Pour la plupart des installations à catalyse basique, la spécification d'humidité pour les matières premières acceptées est ≤500 ppm. Les échantillons dépassant cette valeur doivent être séchés — généralement par évaporation flash sous vide ou dans un récipient sécheur dédié — avant traitement.
Recommandations pratiques pour les opérateurs
- Toujours prélever les échantillons au point médian de la ligne de transfert ou à l'entrée du réservoir, et non en surface ou au fond où se produit une stratification.
- Étiqueter les échantillons avec le numéro de lot, l'horodatage et la source de la matière première avant l'analyse.
- Étalonner les burettes de titration et les instruments Karl Fischer au début de chaque quart de travail.
- Ne jamais supposer que l'huile d'un fournisseur habituel est conforme aux spécifications — tester chaque livraison.
- Consigner les résultats dans le Registre de réception des matières premières avant d'autoriser le transfert vers le réservoir.
Considérations de sécurité
L'isopropanol et l'éthanol utilisés dans la titration sont hautement inflammables ; travailler dans un endroit bien ventilé à l'écart de toute source d'ignition. Les solutions de KOH sont corrosives — porter systématiquement des gants en nitrile, des lunettes de protection contre les projections chimiques et une blouse de laboratoire. Les réactifs de Karl Fischer contiennent de l'iode et des composés de dioxyde de soufre et doivent être manipulés et éliminés conformément aux exigences des FDS du site. Neutraliser toutes les solutions de titration usagées avant leur élimination dans les canalisations.

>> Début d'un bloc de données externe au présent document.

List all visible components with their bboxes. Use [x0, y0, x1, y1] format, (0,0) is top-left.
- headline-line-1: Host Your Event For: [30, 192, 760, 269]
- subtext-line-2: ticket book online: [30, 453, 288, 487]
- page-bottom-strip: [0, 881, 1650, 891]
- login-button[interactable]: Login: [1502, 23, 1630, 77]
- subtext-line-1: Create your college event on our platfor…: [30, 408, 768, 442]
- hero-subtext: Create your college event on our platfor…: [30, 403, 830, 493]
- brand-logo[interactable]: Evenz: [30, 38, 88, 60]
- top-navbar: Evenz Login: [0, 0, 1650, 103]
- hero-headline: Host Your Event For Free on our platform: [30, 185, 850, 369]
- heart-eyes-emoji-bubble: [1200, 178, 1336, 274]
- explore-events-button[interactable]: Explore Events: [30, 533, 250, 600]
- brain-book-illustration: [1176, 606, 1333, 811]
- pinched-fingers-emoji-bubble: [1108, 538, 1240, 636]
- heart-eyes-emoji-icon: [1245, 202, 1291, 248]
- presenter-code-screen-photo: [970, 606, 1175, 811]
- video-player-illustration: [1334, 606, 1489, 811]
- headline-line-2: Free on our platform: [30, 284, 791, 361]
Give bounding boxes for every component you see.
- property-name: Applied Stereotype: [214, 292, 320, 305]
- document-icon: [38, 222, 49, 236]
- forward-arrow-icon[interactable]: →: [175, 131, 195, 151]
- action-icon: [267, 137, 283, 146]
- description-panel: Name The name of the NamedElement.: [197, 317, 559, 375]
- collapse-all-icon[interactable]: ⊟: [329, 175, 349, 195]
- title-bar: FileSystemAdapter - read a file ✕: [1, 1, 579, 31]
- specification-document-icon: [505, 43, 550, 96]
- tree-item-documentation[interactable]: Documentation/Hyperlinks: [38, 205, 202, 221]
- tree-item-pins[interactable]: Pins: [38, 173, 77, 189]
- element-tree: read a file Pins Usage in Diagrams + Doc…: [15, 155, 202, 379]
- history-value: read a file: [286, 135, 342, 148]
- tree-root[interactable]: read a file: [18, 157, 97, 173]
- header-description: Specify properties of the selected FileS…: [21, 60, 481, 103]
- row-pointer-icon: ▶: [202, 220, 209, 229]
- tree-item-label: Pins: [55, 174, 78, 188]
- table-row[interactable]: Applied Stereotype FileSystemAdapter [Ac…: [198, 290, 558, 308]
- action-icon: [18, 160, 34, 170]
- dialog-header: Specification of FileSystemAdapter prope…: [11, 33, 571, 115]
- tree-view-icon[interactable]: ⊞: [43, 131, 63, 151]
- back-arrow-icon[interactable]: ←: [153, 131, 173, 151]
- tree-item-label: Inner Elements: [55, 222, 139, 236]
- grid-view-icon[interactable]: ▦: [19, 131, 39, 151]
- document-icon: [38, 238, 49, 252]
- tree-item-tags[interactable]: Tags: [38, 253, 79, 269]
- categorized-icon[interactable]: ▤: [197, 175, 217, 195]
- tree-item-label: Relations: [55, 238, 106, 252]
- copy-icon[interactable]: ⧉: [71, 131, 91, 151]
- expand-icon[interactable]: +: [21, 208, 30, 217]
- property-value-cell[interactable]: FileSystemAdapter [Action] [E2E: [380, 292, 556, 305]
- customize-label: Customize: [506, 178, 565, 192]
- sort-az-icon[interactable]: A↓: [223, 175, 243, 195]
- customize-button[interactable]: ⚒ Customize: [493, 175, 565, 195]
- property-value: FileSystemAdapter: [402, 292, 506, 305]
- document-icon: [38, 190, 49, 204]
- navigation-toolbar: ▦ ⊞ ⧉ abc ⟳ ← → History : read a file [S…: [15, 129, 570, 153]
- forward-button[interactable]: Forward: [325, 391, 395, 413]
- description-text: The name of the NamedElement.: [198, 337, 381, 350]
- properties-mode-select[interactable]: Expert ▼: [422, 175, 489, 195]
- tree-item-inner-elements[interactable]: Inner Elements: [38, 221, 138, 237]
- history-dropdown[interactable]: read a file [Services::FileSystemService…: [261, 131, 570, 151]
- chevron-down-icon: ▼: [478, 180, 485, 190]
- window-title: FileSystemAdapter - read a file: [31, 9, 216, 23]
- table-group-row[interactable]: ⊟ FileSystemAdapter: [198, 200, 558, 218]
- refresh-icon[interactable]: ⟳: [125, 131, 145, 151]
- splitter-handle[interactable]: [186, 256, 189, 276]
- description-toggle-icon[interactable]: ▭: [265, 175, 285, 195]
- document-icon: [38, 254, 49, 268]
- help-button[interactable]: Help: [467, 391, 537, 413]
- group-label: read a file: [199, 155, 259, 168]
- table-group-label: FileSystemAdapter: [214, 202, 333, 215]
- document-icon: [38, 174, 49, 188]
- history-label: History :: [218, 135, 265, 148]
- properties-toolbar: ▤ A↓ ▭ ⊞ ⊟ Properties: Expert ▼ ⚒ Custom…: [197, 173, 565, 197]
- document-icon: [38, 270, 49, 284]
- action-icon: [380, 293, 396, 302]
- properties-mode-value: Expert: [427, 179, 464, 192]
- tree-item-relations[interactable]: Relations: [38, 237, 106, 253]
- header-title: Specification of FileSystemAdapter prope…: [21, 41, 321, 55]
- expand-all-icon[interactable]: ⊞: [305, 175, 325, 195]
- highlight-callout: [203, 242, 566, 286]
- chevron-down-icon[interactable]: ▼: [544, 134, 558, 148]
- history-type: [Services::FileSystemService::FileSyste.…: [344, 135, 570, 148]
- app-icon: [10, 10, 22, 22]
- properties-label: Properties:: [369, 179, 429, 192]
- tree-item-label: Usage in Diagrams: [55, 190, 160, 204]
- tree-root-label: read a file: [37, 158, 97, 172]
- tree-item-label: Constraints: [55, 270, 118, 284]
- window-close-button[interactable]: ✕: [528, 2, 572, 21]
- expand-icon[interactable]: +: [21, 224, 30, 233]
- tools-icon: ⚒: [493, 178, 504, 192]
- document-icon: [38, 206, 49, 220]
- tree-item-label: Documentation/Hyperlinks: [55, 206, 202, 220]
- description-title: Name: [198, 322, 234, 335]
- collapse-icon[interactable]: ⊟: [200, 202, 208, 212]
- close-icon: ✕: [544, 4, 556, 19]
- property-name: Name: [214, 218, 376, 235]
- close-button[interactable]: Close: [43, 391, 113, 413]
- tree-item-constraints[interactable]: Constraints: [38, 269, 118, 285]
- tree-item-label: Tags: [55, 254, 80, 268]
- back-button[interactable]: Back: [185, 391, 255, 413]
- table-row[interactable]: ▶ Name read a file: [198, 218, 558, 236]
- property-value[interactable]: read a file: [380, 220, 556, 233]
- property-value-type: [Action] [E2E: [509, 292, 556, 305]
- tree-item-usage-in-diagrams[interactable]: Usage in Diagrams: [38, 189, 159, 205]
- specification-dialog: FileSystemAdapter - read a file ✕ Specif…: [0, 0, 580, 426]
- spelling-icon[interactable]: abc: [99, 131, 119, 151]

Erreurs courantes à éviter
- Sous-échantillonnage : tester un seul sous-échantillon d'une grande livraison introduit une erreur significative. Composer au moins trois échantillons par citerne.
- Réactifs périmés : la solution de KOH absorbe le CO₂ de l'air et perd rapidement de sa concentration. Standardiser les solutions au moins chaque semaine, ou en préparer de fraîches.
- Omettre la mesure d'humidité sur des huiles d'apparence sèche : les huiles végétales raffinées peuvent contenir de l'eau entraînée invisible à l'œil. Toujours effectuer le test.
- Confusion des unités : confondre ppm et % m/m pour l'humidité est une erreur récurrente ; vérifier l'unité avant de saisir les données.